From Iceland — Now And Then: Bums & Barons

Now And Then: Bums & Barons

Published May 28, 2025

Now And Then: Bums & Barons
Photo by
Skarphéðinn Haraldsson
Jón Trausti Sigurðarson

The Grapevine office’s drunk past

This publication has operated out of the building pictured here, Hafnarstræti 15 in downtown Reykjavík, for almost two decades. While this building and its interior has remained exactly the same during these years, literally everything around it has transformed in Reykjavík’s tourism-fueled gentrification of the past 15 years. The building is just over a century old, and the businesses that have operated from here have been varied: a warehouse for a shipping company’s spare parts, a seller of fishing gear, a diaper store called Vera, and so on. During the past 46 years, the first floor has featured one of Iceland’s most resilient restaurants, Hornið, one of our favourites and the place that brought pizza to Iceland in 1979.  

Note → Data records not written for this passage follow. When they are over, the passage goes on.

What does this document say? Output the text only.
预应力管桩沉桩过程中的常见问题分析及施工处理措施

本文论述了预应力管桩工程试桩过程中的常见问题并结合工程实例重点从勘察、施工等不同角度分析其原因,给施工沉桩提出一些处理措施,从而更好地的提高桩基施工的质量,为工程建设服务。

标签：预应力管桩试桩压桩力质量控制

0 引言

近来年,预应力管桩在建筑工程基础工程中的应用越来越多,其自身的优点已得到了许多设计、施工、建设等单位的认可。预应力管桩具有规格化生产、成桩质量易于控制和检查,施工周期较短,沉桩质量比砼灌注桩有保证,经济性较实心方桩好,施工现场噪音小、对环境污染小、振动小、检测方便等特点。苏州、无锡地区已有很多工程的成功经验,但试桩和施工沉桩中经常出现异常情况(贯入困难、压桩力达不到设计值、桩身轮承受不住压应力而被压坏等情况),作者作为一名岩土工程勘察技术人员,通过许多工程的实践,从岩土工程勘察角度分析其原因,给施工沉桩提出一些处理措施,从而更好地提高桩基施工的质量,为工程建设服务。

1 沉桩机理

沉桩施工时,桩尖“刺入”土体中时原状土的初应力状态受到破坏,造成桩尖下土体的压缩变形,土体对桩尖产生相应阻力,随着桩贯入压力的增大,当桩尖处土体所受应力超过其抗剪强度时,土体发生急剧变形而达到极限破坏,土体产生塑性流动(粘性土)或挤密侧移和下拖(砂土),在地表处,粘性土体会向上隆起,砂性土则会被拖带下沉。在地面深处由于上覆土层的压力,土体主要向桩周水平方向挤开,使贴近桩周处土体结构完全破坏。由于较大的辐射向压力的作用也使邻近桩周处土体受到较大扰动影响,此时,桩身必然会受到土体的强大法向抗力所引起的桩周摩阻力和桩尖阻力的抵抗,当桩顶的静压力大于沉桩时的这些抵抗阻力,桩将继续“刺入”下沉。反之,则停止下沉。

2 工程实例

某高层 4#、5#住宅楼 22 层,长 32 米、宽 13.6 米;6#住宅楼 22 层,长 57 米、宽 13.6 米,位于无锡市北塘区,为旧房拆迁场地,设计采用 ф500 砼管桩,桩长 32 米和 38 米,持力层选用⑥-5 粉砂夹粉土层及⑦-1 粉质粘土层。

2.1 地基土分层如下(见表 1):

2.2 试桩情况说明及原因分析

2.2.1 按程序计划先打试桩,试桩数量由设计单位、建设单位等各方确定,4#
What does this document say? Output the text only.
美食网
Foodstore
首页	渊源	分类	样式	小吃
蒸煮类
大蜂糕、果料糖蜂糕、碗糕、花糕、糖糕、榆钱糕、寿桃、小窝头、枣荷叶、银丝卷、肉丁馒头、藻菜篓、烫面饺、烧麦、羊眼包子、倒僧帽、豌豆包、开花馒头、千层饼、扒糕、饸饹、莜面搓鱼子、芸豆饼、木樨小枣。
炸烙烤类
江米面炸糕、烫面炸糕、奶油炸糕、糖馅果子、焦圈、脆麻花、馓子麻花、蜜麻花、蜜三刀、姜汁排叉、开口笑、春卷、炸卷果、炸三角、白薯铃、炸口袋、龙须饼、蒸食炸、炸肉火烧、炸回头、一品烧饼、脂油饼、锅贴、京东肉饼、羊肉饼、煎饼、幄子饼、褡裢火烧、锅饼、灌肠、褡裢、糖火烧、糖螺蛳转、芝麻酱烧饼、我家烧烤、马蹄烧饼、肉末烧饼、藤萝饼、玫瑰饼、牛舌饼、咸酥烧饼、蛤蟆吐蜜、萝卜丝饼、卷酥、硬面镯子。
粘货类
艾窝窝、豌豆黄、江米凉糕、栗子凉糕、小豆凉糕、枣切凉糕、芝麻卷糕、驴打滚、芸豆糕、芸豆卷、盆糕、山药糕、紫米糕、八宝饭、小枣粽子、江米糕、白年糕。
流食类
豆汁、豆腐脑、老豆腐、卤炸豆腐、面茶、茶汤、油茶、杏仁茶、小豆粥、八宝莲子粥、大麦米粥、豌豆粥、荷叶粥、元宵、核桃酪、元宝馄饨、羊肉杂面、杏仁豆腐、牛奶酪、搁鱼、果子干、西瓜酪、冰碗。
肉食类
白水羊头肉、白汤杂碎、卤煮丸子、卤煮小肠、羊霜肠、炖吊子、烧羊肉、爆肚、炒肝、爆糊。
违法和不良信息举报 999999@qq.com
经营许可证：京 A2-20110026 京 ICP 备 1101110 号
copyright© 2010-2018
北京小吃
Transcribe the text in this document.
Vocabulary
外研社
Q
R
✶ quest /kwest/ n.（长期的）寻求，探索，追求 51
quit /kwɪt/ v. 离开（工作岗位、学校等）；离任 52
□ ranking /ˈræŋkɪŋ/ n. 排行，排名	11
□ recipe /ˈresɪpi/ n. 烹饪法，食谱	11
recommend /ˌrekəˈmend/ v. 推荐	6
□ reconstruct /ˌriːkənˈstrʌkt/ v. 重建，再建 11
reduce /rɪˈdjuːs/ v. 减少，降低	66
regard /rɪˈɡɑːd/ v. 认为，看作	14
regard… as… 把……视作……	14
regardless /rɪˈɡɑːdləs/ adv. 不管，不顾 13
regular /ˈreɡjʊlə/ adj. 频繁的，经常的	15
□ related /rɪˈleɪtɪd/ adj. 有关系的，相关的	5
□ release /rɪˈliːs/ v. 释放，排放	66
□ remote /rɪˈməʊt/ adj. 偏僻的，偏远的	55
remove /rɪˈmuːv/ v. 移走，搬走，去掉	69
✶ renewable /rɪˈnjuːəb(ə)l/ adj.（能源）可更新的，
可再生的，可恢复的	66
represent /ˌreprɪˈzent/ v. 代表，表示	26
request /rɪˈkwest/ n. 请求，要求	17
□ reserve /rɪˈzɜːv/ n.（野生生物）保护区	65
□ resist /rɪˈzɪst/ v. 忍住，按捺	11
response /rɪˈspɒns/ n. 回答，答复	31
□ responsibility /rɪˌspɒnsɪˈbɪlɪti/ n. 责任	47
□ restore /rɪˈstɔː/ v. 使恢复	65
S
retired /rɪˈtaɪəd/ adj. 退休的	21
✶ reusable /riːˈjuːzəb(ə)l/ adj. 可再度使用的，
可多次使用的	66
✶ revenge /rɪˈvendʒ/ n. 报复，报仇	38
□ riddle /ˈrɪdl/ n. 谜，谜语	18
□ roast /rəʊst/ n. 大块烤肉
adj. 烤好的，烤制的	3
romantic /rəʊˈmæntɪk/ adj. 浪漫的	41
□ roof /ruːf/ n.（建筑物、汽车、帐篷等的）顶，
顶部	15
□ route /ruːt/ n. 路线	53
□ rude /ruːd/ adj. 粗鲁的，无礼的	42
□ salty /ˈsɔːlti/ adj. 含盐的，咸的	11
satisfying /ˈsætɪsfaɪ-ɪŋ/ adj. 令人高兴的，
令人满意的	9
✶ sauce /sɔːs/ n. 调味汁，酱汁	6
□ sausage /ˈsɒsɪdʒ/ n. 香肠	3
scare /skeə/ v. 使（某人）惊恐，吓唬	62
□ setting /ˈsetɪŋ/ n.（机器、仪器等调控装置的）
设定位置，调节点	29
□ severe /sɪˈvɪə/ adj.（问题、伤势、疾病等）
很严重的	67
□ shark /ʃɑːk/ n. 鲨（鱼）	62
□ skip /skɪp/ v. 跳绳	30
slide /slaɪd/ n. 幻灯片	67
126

In the 1920s the first floor was occupied by a bar appropriately named Reykjavík Bar, and during that decade the state’s monopoly liquor store was nearby on the same street at number 5. The result of this was that Reykjavík’s drinking culture became centered around Hafnarstræti, and those who picked up the strong stuff in the liquor store a little too often would also frequent the dark rooms of Reykjavík Bar, and then, once drunk enough, get picked up by the police and tucked into a cell in the cellar of the stone building across the street. Since the cells were in the cellar (of course) and so close to the sea, the tide would actually flow into the prison cells. Yeah, how’s that for a bad hangover?  

These unfortunates soon got a derogatory nickname – Reykjavík Barons – because they frequented Reykjavík Bar, passed out and often got arrested. This nickname was then abbreviated simply to róni, the latter half of the word baron, thus birthing the common Icelandic term for vagabonds, or homeless alcoholics, commonly referred to ever since as róni (singular) or rónar (plural). 

So, we can proudly say we operate this publication out of the building that gave us the Icelandic word for a hopeless, homeless drunk.